When you get around to your equity post, I'd be interested in your thoughts on the supply of "entrepreneurship" in the region -- caveat, I do recognize that MENA isn't, of course, a single region.
On the broader policy issue, here are some of my questions. Can financing tools like funds make a difference -- that is, are the opportunities and the entrepreneurs there, and is it mostly a scarcity of reasonably savy, patient capital that's the key constraint? Or instead, for example, are the business environment problems overwhelming, so policy has to get straightened out first? If the latter, how do you keep the current elites from capturing the reform process for their own benefit as they've done so well in the past? Any chance there will be competition among old and new elites for what constitutes meaningful reform?

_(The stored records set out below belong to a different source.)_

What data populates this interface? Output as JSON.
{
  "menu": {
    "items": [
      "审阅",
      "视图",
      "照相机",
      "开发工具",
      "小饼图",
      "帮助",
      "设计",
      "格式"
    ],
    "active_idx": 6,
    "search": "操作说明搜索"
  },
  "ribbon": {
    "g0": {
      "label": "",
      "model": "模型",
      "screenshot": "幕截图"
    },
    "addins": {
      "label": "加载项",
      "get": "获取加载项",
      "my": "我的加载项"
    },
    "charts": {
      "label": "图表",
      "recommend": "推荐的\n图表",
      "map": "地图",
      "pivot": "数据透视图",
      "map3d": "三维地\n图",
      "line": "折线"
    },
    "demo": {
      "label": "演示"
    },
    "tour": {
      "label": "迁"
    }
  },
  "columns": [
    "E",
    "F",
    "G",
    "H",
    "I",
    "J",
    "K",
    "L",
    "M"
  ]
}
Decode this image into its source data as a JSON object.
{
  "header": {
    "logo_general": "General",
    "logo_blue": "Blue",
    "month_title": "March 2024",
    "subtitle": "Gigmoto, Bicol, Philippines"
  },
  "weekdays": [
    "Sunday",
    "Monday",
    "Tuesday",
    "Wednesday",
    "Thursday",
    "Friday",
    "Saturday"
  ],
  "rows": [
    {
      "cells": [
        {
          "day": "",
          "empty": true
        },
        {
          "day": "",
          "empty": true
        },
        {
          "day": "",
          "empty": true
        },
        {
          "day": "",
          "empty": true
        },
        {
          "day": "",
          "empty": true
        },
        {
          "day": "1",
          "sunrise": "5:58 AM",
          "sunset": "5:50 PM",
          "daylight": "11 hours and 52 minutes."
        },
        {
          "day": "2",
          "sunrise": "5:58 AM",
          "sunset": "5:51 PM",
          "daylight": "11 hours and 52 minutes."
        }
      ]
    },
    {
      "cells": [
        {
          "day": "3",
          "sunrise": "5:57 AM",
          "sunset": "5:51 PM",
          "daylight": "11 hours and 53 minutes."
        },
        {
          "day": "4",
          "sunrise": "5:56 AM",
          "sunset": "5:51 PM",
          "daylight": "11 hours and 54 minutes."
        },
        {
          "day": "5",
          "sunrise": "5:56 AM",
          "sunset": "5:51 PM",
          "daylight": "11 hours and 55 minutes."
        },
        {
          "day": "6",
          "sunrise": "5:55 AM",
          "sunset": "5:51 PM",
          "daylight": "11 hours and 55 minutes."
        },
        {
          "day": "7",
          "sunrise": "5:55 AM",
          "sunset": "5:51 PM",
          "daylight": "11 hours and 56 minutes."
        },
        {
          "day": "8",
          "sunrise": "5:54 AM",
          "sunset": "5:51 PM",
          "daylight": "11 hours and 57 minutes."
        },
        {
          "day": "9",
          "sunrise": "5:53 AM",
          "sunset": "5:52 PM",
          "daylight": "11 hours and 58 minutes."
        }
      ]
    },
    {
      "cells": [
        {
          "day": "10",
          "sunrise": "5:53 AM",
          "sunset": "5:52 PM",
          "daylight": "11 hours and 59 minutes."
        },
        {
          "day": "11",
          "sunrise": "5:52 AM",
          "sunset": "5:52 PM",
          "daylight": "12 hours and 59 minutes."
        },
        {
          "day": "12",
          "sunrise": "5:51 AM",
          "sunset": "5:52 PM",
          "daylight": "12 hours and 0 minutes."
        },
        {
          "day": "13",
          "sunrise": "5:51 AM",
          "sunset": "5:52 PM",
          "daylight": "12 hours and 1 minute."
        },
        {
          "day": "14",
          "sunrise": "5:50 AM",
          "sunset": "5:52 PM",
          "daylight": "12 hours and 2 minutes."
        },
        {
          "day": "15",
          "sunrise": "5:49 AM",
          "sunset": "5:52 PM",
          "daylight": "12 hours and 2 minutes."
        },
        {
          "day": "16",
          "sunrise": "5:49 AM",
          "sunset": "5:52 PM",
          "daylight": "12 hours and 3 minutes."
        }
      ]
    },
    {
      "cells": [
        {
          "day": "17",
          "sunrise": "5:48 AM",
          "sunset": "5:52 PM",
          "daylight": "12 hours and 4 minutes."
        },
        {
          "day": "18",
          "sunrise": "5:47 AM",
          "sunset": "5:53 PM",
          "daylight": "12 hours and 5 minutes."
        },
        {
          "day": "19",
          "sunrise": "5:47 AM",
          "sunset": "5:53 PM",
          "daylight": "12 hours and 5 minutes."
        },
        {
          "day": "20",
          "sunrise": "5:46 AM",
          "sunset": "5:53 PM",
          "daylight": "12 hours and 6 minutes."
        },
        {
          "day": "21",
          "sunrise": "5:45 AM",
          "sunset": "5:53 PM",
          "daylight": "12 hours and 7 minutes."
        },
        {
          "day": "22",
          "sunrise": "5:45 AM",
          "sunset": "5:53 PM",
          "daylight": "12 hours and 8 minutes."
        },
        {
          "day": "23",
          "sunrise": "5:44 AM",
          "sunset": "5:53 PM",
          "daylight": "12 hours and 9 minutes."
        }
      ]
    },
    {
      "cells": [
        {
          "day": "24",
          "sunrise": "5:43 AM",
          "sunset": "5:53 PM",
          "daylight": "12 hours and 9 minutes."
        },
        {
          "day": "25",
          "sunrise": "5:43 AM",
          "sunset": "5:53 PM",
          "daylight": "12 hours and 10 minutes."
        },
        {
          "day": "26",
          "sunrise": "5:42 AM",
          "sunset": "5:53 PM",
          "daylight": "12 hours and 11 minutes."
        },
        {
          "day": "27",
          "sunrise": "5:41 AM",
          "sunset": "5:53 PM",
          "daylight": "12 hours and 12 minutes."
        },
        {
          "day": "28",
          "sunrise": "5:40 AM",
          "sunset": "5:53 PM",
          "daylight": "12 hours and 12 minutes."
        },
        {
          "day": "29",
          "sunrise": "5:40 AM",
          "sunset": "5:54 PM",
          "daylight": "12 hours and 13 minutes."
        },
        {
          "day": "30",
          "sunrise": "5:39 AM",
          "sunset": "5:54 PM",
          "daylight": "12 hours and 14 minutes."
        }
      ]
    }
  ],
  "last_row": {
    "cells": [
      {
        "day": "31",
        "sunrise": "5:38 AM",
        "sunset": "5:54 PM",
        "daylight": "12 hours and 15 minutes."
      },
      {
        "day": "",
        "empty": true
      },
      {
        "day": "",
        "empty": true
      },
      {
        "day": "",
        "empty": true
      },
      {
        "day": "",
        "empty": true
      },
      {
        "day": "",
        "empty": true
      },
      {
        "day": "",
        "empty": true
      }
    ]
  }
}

Apologies if I sound like I'm "assigning" you a series of posts to write for my personal edification. But when I wonder about the equity climate and the policy question you posed originally, those are some of the issues that spring to mind.
Posted by: nadezhda at August 16, 2005 03:36 PM
First, in the interest of transperency I confess I am personally close to the relevant people on this. I feel I can state that these are not corrupt people. Also having no small information in re the selection process, I don't see any real influence on log rolling - indeed this selection was not first cut but third (due diligence found bad things with others).
The real issue here is the selection process, which while more rigorous than in the past, I think actually lost track of the policy reason OPIC does these funds and became, ironically, too private sector. Internal to the process I am sure it was easier to do, given the new heavy reporting requirements and due diligence, to do one "mega fund" relative to the region than a series of smaller funds.
They've funded a fund that is likely to do something where OPIC money is low added value, not really necessary for the region.
More comments later, Nadezhda has some interesting points I very much want to comment on. Right up my alley so to speak.